Cisco released an updated security advisory warning of active scanning activity for a highly critical remote code execution (RCE) vulnerability in the web-based VPN management interface of Cisco RV110W, RV130W, and RV215W Routers.
The RCE vulnerability CVE-2019-1663 is rated critical and has a CVSS score of 9.8 (10 being the highest). Priority for patching should be high.
In the latest update released on March 6th, the Cisco’s incident response team warned it is now aware of ongoing active network scanning potentially targeting CVE-2019-1663. The advisory was first published February 27, 2019.
The RCE vulnerability impacts the web-based management interface of the Cisco RV110W Wireless-N VPN Firewall, Cisco RV130W Wireless-N Multifunction VPN Router and Cisco RV215W Wireless-N VPN Routers. Remote unauthenticated attackers could exploit the bug and execute arbitrary code on an affected device.
Cisco also issued 26 High severity security updates to address vulnerabilities in multiple products.
One notable update from the high risk patches released on Wednesday was for a denial of service vulnerability CVE-2018-0296 in the web interface of the Cisco Adaptive Security Appliance (ASA), previously disclosed publicly on June 6, 2018.

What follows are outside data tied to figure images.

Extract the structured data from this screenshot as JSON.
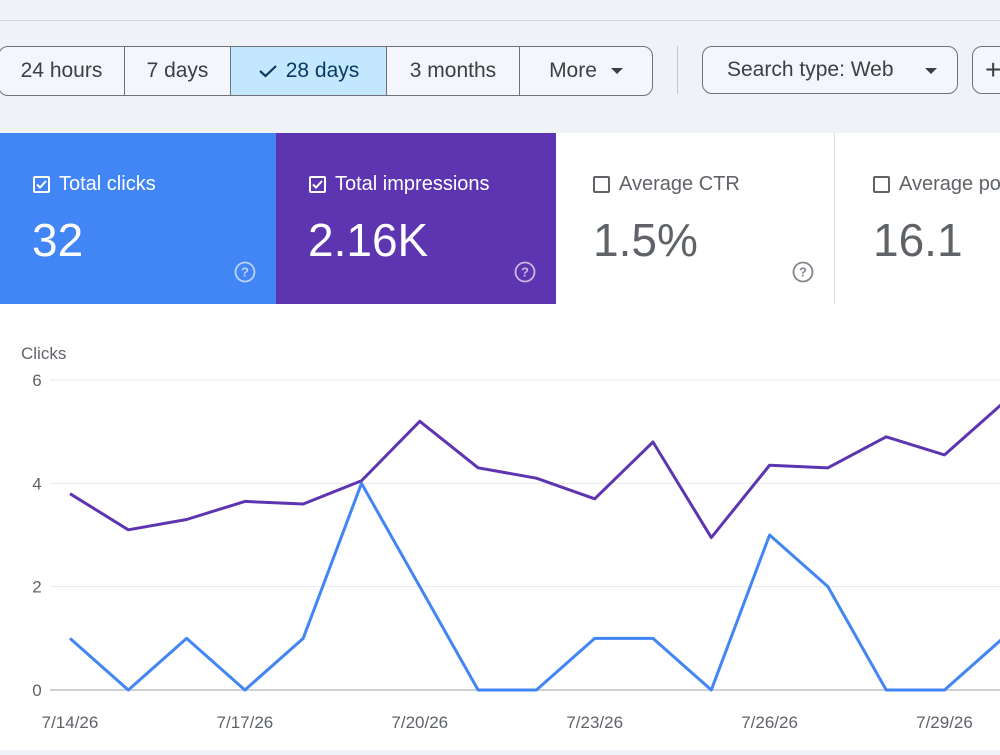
{
  "date_range": {
    "options": [
      "24 hours",
      "7 days",
      "28 days",
      "3 months",
      "More"
    ],
    "selected": "28 days"
  },
  "filters": {
    "search_type": "Search type: Web",
    "add_label": "+"
  },
  "metrics": [
    {
      "label": "Total clicks",
      "value": "32",
      "checked": true,
      "color": "#4285f4"
    },
    {
      "label": "Total impressions",
      "value": "2.16K",
      "checked": true,
      "color": "#5e35b1"
    },
    {
      "label": "Average CTR",
      "value": "1.5%",
      "checked": false
    },
    {
      "label": "Average po",
      "value": "16.1",
      "checked": false
    }
  ],
  "chart_data": {
    "type": "line",
    "ylabel": "Clicks",
    "ylim": [
      0,
      6
    ],
    "yticks": [
      0,
      2,
      4,
      6
    ],
    "x_tick_labels": [
      "7/14/26",
      "7/17/26",
      "7/20/26",
      "7/23/26",
      "7/26/26",
      "7/29/26"
    ],
    "x_tick_indices": [
      0,
      3,
      6,
      9,
      12,
      15
    ],
    "grid": true,
    "series": [
      {
        "name": "Total clicks",
        "color": "#4285f4",
        "values": [
          1,
          0,
          1,
          0,
          1,
          4,
          2,
          0,
          0,
          1,
          1,
          0,
          3,
          2,
          0,
          0,
          1
        ]
      },
      {
        "name": "Total impressions",
        "color": "#5e35b1",
        "values": [
          3.8,
          3.1,
          3.3,
          3.65,
          3.6,
          4.05,
          5.2,
          4.3,
          4.1,
          3.7,
          4.8,
          2.95,
          4.35,
          4.3,
          4.9,
          4.55,
          5.55
        ]
      }
    ]
  }
}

On March 5, 2019, Cisco’s Product Security Incident Response Team (PSIRT) warned of additional exploitation attempts of this vulnerability in the wild. Cisco reiterated a strong recommendation to upgrade to the latest version of ASA software to address the vulnerability.

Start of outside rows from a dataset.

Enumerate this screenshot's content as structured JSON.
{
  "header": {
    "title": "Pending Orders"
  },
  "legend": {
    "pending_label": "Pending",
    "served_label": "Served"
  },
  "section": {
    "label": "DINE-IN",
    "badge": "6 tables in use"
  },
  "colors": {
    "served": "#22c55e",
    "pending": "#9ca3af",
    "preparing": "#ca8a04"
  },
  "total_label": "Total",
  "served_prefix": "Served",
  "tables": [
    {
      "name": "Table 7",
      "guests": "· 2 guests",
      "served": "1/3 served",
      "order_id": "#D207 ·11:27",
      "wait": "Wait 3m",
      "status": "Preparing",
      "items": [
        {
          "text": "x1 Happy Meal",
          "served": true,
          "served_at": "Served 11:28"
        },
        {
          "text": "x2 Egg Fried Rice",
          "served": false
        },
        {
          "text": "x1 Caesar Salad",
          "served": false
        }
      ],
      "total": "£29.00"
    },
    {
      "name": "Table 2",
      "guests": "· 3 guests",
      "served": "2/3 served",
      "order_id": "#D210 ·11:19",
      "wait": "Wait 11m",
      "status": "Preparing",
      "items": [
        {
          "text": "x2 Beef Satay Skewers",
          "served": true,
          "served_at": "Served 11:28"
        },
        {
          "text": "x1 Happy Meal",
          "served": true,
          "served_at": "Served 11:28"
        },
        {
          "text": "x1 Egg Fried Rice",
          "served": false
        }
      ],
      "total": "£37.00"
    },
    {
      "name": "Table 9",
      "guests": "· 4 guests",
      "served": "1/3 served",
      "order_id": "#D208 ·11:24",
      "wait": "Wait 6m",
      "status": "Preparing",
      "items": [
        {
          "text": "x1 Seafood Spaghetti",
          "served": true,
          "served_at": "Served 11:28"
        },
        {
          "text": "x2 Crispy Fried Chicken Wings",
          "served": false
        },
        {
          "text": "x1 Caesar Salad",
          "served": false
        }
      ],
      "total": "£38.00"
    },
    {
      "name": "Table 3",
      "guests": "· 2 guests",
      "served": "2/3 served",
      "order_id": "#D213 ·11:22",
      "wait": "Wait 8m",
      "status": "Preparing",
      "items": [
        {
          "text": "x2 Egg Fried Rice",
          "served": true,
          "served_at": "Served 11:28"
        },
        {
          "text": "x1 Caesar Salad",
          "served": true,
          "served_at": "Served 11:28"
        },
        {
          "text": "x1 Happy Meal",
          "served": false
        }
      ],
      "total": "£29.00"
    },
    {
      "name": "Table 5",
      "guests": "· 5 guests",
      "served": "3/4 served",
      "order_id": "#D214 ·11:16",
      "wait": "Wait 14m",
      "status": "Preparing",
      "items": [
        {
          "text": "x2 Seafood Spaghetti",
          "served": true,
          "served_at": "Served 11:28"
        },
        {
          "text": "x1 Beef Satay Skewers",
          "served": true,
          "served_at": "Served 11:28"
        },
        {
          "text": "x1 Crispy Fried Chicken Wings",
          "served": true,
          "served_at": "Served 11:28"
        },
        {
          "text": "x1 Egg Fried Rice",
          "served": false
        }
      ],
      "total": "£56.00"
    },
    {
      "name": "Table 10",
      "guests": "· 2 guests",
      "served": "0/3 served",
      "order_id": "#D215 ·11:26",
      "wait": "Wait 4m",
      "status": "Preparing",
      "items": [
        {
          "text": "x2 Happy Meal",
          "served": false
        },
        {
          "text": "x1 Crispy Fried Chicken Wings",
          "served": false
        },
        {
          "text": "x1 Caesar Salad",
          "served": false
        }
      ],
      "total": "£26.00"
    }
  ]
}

Cisco patched two vulnerabilities (CVE-2019-1597 and CVE-2019-1598) that impact the Lightweight Directory Access Protocol (LDAP) feature in Cisco FXOS Software and Cisco NX-OS Software. An unauthenticated, remote attacker could exploit this bug to cause an affected device to reload, resulting in a denial of service (DoS) condition.
Multiple other vulnerabilities in NX-OS, Nexus 9000 and other products were patched in the latest list of Cisco security advisories.